The entire project -- which includes the bridge, Canadian and US inspection plazas, an interchange with US Interstate-75, and the Windsor-Essex Parkway connecting Canada's Highway 401 to the bridge -- is expected to take four to five years to construct and cost between $3.5 and $4 billion.
It is the third announcement in the past decade of a new span at the crossing. Previous proposals fell apart over a lack of funding and objections it would compete with an existing bridge for toll traffic.
The project this time will be entirely funded by Canada, the provincial government of Ontario and Canadian private interests, and is expected to ease border congestion and expedite shipping across North America's busiest border crossing.
Harper, in Windsor to announce the deal, said $120 billion worth of business crossed the Detroit River last year alone.
More than 28,000 trucks reportedly cross the privately-owned Ambassador Bridge on a daily basis.
"In a nutshell, the new bridge, the second across the Detroit River, is an investment in the future, the future of the north American economy, of North American trade and of North American manufacturing. It is a sign of our determination to move forward, during a difficult time in the global economy," Harper said.
On Thursday, a study by the Ann Arbor, Michigan-based Center for Automotive Research estimated that 12,000 jobs would be created for each of the four to five years of construction and more than 8,000 permanent jobs in southeast Michigan once the bridge is operational.
Several thousand jobs are expected to be created on the Canadian side as well, officials have predicted.

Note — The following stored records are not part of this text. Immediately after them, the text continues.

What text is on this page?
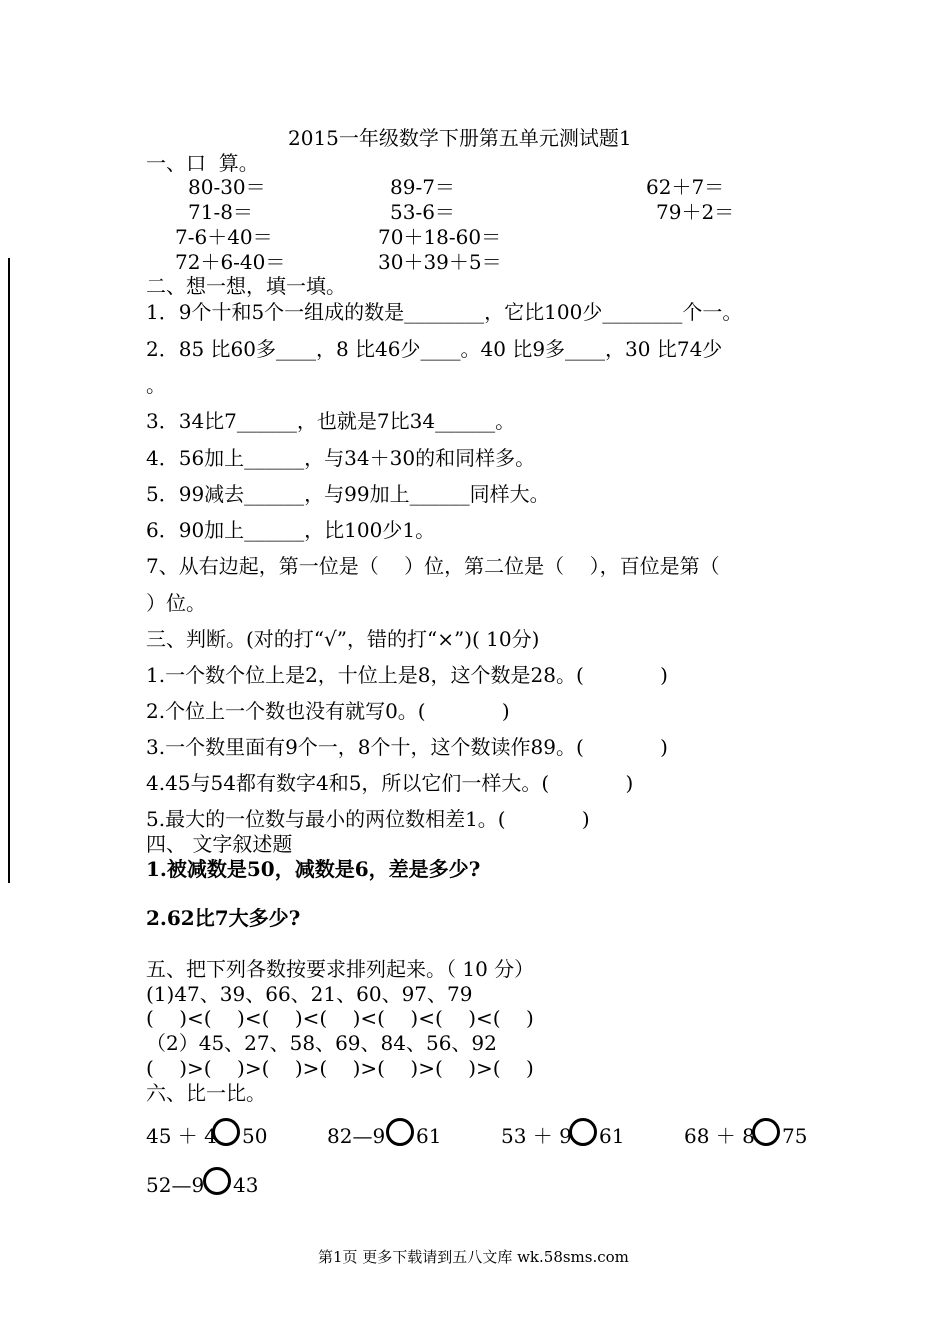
2015一年级数学下册第五单元测试题1
一、口  算。
80-30＝	89-7＝	62＋7＝
71-8＝	53-6＝	79＋2＝
7-6＋40＝	70＋18-60＝
72＋6-40＝	30＋39＋5＝
二、想一想，填一填。
1．9个十和5个一组成的数是________，它比100少________个一。
2．85 比60多____，8 比46少____。40 比9多____，30 比74少
。
3．34比7______，也就是7比34______。
4．56加上______，与34＋30的和同样多。
5．99减去______，与99加上______同样大。
6．90加上______，比100少1。
7、从右边起，第一位是（    ）位，第二位是（    ），百位是第（
）位。
三、判断。(对的打“√”，错的打“×”)( 10分)
1.一个数个位上是2，十位上是8，这个数是28。(            )
2.个位上一个数也没有就写0。(            )
3.一个数里面有9个一，8个十，这个数读作89。(            )
4.45与54都有数字4和5，所以它们一样大。(            )
5.最大的一位数与最小的两位数相差1。(            )
四、 文字叙述题
1.被减数是50，减数是6，差是多少?
2.62比7大多少?
五、把下列各数按要求排列起来。（ 10 分）
(1)47、39、66、21、60、97、79
(    )<(    )<(    )<(    )<(    )<(    )<(    )
（2）45、27、58、69、84、56、92
(    )>(    )>(    )>(    )>(    )>(    )>(    )
六、比一比。
45 ＋ 4 50	82—9 61	53 ＋ 9 61	68 ＋ 8 75
52—9 43
第1页 更多下载请到五八文库 wk.58sms.com
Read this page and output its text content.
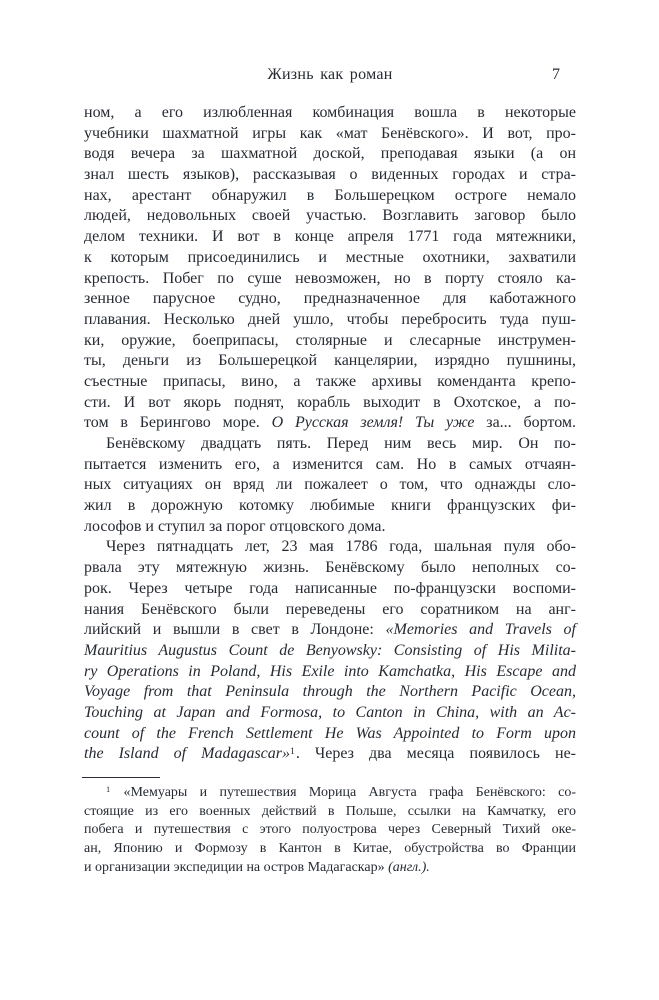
Жизнь как роман	7
ном, а его излюбленная комбинация вошла в некоторые
учебники шахматной игры как «мат Бенёвского». И вот, про-
водя вечера за шахматной доской, преподавая языки (а он
знал шесть языков), рассказывая о виденных городах и стра-
нах, арестант обнаружил в Большерецком остроге немало
людей, недовольных своей участью. Возглавить заговор было
делом техники. И вот в конце апреля 1771 года мятежники,
к которым присоединились и местные охотники, захватили
крепость. Побег по суше невозможен, но в порту стояло ка-
зенное парусное судно, предназначенное для каботажного
плавания. Несколько дней ушло, чтобы перебросить туда пуш-
ки, оружие, боеприпасы, столярные и слесарные инструмен-
ты, деньги из Большерецкой канцелярии, изрядно пушнины,
съестные припасы, вино, а также архивы коменданта крепо-
сти. И вот якорь поднят, корабль выходит в Охотское, а по-
том в Берингово море. О Русская земля! Ты уже за... бортом.
Бенёвскому двадцать пять. Перед ним весь мир. Он по-
пытается изменить его, а изменится сам. Но в самых отчаян-
ных ситуациях он вряд ли пожалеет о том, что однажды сло-
жил в дорожную котомку любимые книги французских фи-
лософов и ступил за порог отцовского дома.
Через пятнадцать лет, 23 мая 1786 года, шальная пуля обо-
рвала эту мятежную жизнь. Бенёвскому было неполных со-
рок. Через четыре года написанные по-французски воспоми-
нания Бенёвского были переведены его соратником на анг-
лийский и вышли в свет в Лондоне: «Memories and Travels of
Mauritius Augustus Count de Benyowsky: Consisting of His Milita-
ry Operations in Poland, His Exile into Kamchatka, His Escape and
Voyage from that Peninsula through the Northern Pacific Ocean,
Touching at Japan and Formosa, to Canton in China, with an Ac-
count of the French Settlement He Was Appointed to Form upon
the Island of Madagascar»$^1$. Через два месяца появилось не-
$^1$ «Мемуары и путешествия Морица Августа графа Бенёвского: со-
стоящие из его военных действий в Польше, ссылки на Камчатку, его
побега и путешествия с этого полуострова через Северный Тихий оке-
ан, Японию и Формозу в Кантон в Китае, обустройства во Франции
и организации экспедиции на остров Мадагаскар» (англ.).
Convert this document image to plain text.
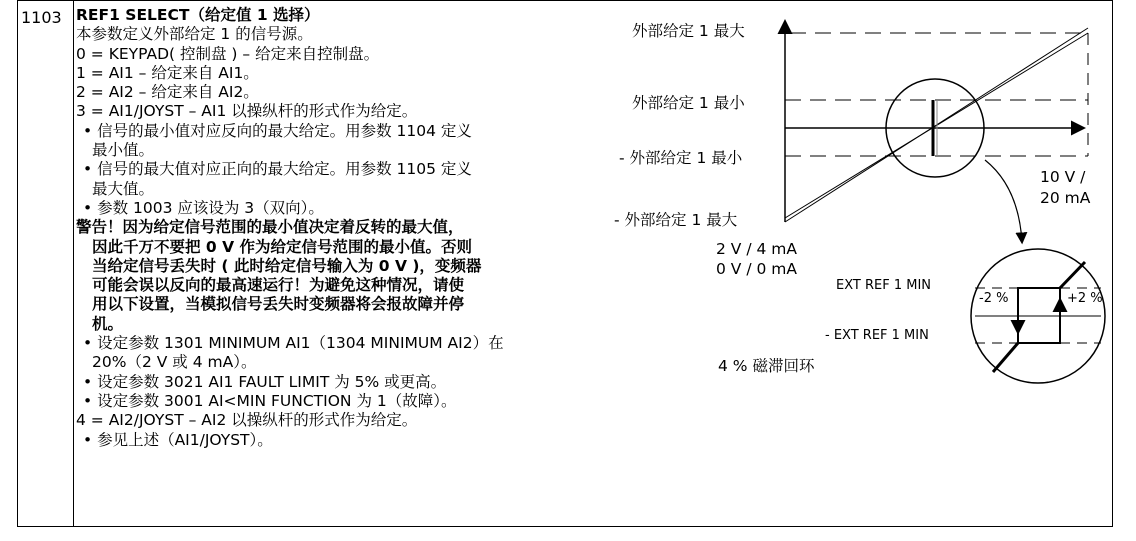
1103 REF1 SELECT（给定值 1 选择）
本参数定义外部给定 1 的信号源。
0 = KEYPAD( 控制盘 ) – 给定来自控制盘。
1 = AI1 – 给定来自 AI1。
2 = AI2 – 给定来自 AI2。
3 = AI1/JOYST – AI1 以操纵杆的形式作为给定。
• 信号的最小值对应反向的最大给定。用参数 1104 定义
最小值。
• 信号的最大值对应正向的最大给定。用参数 1105 定义
最大值。
• 参数 1003 应该设为 3（双向）。
警告！因为给定信号范围的最小值决定着反转的最大值，
因此千万不要把 0 V 作为给定信号范围的最小值。否则
当给定信号丢失时 ( 此时给定信号输入为 0 V )，变频器
可能会误以反向的最高速运行！为避免这种情况，请使
用以下设置，当模拟信号丢失时变频器将会报故障并停
机。
• 设定参数 1301 MINIMUM AI1（1304 MINIMUM AI2）在
20%（2 V 或 4 mA）。
• 设定参数 3021 AI1 FAULT LIMIT 为 5% 或更高。
• 设定参数 3001 AI<MIN FUNCTION 为 1（故障）。
4 = AI2/JOYST – AI2 以操纵杆的形式作为给定。
• 参见上述（AI1/JOYST）。
外部给定 1 最大
外部给定 1 最小
- 外部给定 1 最小
- 外部给定 1 最大
2 V / 4 mA
0 V / 0 mA
10 V /
20 mA
EXT REF 1 MIN
- EXT REF 1 MIN
-2 %	+2 %
4 % 磁滞回环
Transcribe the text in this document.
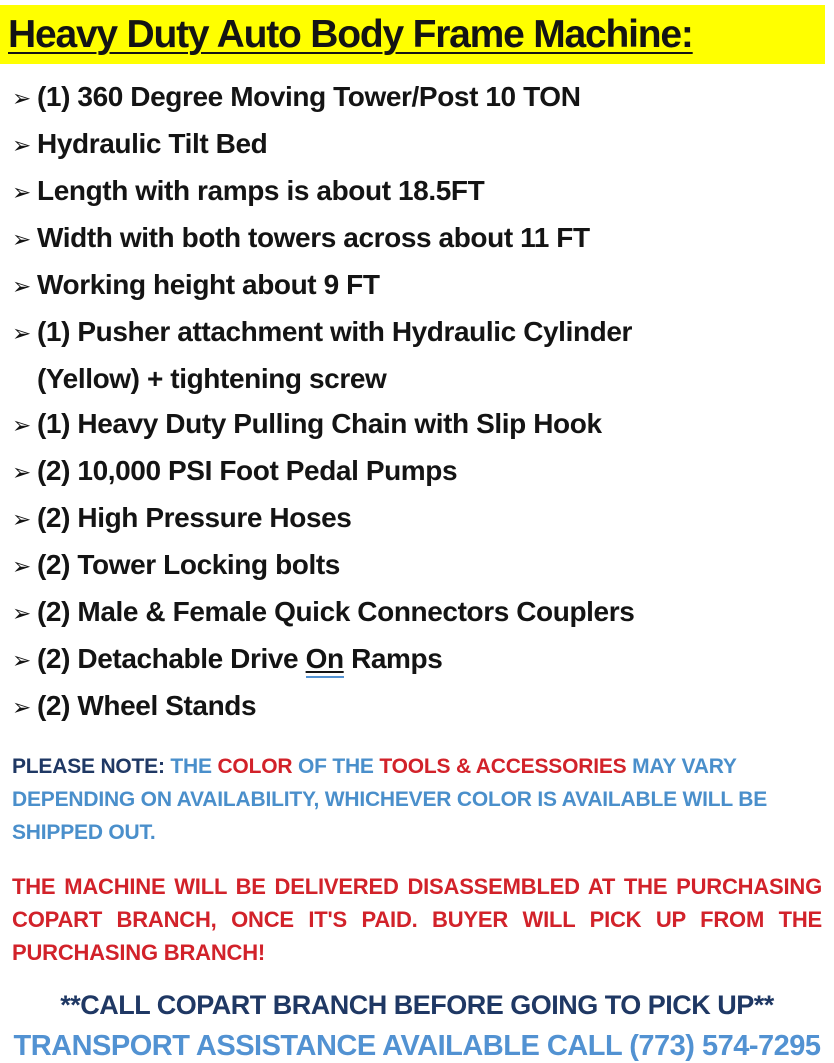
Heavy Duty Auto Body Frame Machine:
➢ (1) 360 Degree Moving Tower/Post 10 TON
➢ Hydraulic Tilt Bed
➢ Length with ramps is about 18.5FT
➢ Width with both towers across about 11 FT
➢ Working height about 9 FT
➢ (1) Pusher attachment with Hydraulic Cylinder
(Yellow) + tightening screw
➢ (1) Heavy Duty Pulling Chain with Slip Hook
➢ (2) 10,000 PSI Foot Pedal Pumps
➢ (2) High Pressure Hoses
➢ (2) Tower Locking bolts
➢ (2) Male & Female Quick Connectors Couplers
➢ (2) Detachable Drive On Ramps
➢ (2) Wheel Stands

PLEASE NOTE: THE COLOR OF THE TOOLS & ACCESSORIES MAY VARY DEPENDING ON AVAILABILITY, WHICHEVER COLOR IS AVAILABLE WILL BE SHIPPED OUT.

THE MACHINE WILL BE DELIVERED DISASSEMBLED AT THE PURCHASING COPART BRANCH, ONCE IT'S PAID. BUYER WILL PICK UP FROM THE PURCHASING BRANCH!

**CALL COPART BRANCH BEFORE GOING TO PICK UP**

TRANSPORT ASSISTANCE AVAILABLE CALL (773) 574-7295
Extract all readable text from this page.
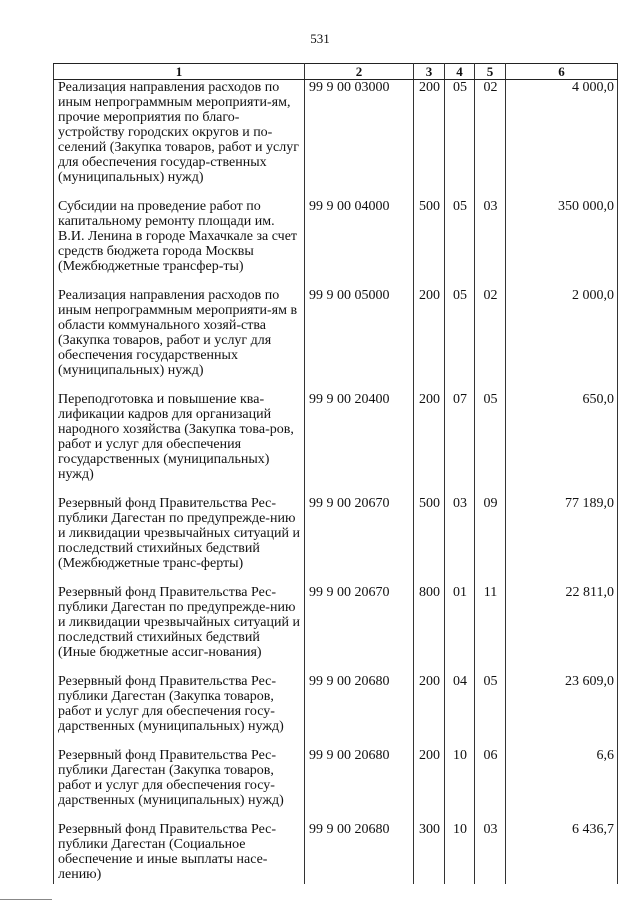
531
1	2	3	4	5	6
Реализация направления расходов по иным непрограммным мероприяти-ям, прочие мероприятия по благо-устройству городских округов и по-селений (Закупка товаров, работ и услуг для обеспечения государ-ственных (муниципальных) нужд)	99 9 00 03000	200	05	02	4 000,0

Субсидии на проведение работ по капитальному ремонту площади им. В.И. Ленина в городе Махачкале за счет средств бюджета города Москвы (Межбюджетные трансфер-ты)	99 9 00 04000	500	05	03	350 000,0

Реализация направления расходов по иным непрограммным мероприяти-ям в области коммунального хозяй-ства (Закупка товаров, работ и услуг для обеспечения государственных (муниципальных) нужд)	99 9 00 05000	200	05	02	2 000,0

Переподготовка и повышение ква-лификации кадров для организаций народного хозяйства (Закупка това-ров, работ и услуг для обеспечения государственных (муниципальных) нужд)	99 9 00 20400	200	07	05	650,0

Резервный фонд Правительства Рес-публики Дагестан по предупрежде-нию и ликвидации чрезвычайных ситуаций и последствий стихийных бедствий (Межбюджетные транс-ферты)	99 9 00 20670	500	03	09	77 189,0

Резервный фонд Правительства Рес-публики Дагестан по предупрежде-нию и ликвидации чрезвычайных ситуаций и последствий стихийных бедствий (Иные бюджетные ассиг-нования)	99 9 00 20670	800	01	11	22 811,0

Резервный фонд Правительства Рес-публики Дагестан (Закупка товаров, работ и услуг для обеспечения госу-дарственных (муниципальных) нужд)	99 9 00 20680	200	04	05	23 609,0

Резервный фонд Правительства Рес-публики Дагестан (Закупка товаров, работ и услуг для обеспечения госу-дарственных (муниципальных) нужд)	99 9 00 20680	200	10	06	6,6

Резервный фонд Правительства Рес-публики Дагестан (Социальное обеспечение и иные выплаты насе-лению)	99 9 00 20680	300	10	03	6 436,7
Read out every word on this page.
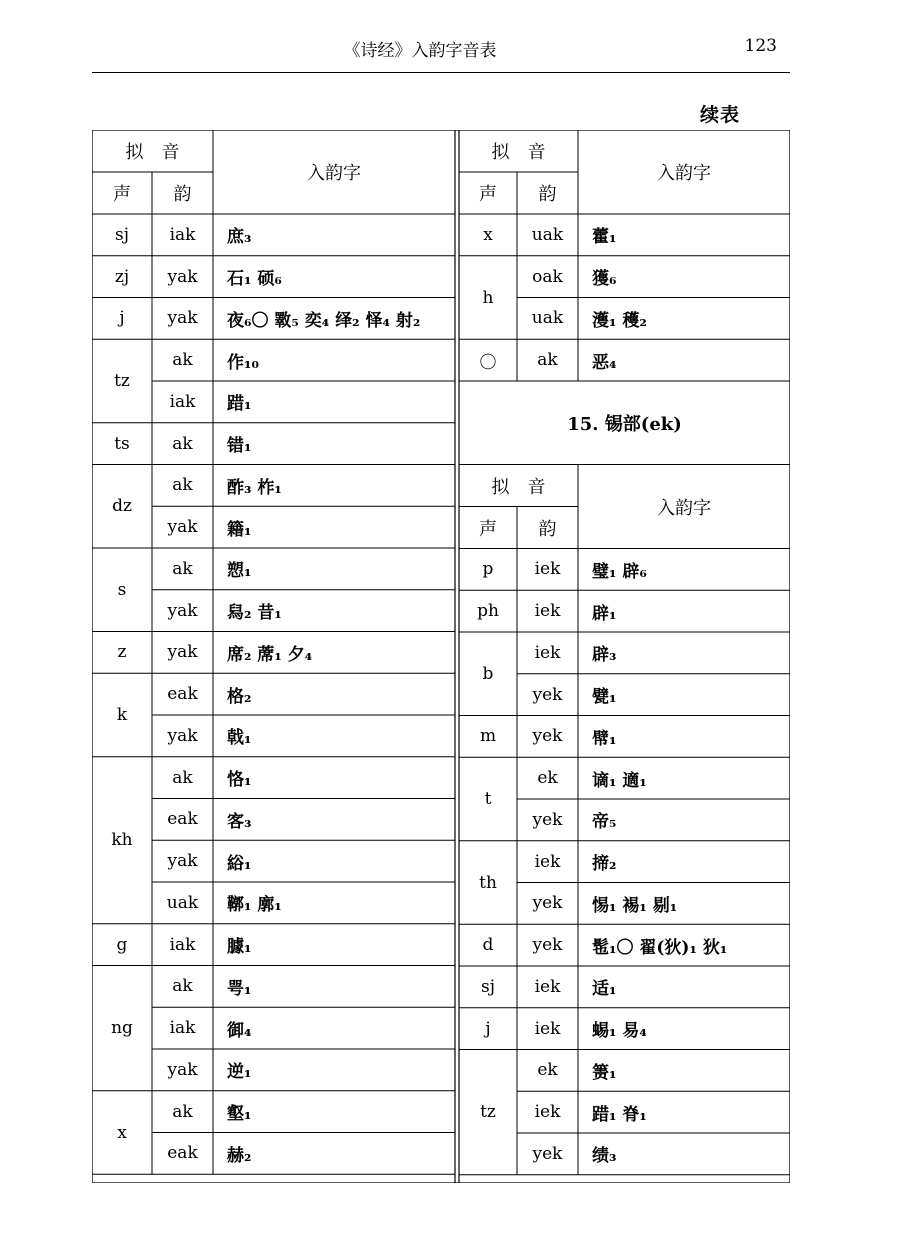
《诗经》入韵字音表	123
续表
拟　音
声	韵
入韵字
sj	iak	庶₃
zj	yak	石₁ 硕₆
j	yak	夜₆〇 斁₅ 奕₄ 绎₂ 怿₄ 射₂
tz
ak	作₁₀
iak	踖₁
ts	ak	错₁
dz
ak	酢₃ 柞₁
yak	籍₁
s
ak	愬₁
yak	舄₂ 昔₁
z	yak	席₂ 蓆₁ 夕₄
k
eak	格₂
yak	戟₁
kh
ak	恪₁
eak	客₃
yak	綌₁
uak	鞹₁ 廓₁
g	iak	臄₁
ng
ak	咢₁
iak	御₄
yak	逆₁
x
ak	壑₁
eak	赫₂
拟　音
声	韵
入韵字
x	uak	藿₁
h
oak	獲₆
uak	濩₁ 穫₂
〇	ak	恶₄
15. 锡部(ek)
拟　音
声	韵
入韵字
p	iek	璧₁ 辟₆
ph	iek	辟₁
b
iek	辟₃
yek	甓₁
m	yek	幦₁
t
ek	谪₁ 適₁
yek	帝₅
th
iek	揥₂
yek	惕₁ 裼₁ 剔₁
d	yek	髢₁〇 翟(狄)₁ 狄₁
sj	iek	适₁
j	iek	蜴₁ 易₄
tz
ek	箦₁
iek	踖₁ 脊₁
yek	绩₃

According to the agreement, a Canadian entity will handle the design, construction and operation of the bridge. Ottawa is to make annual "availability payments" for the building, operation and maintenance.
No tolls will be charged in Michigan for use of the bridge, but vehicles on the Canadian side will be charged to reimburse the Canadian government for the cost of the project.
The two countries share the world's largest bilateral trading relationship. In 2010, bilateral trade was close to $645 billion, with more than $1.7 billion worth of goods and services crossing the Canada-US border every day.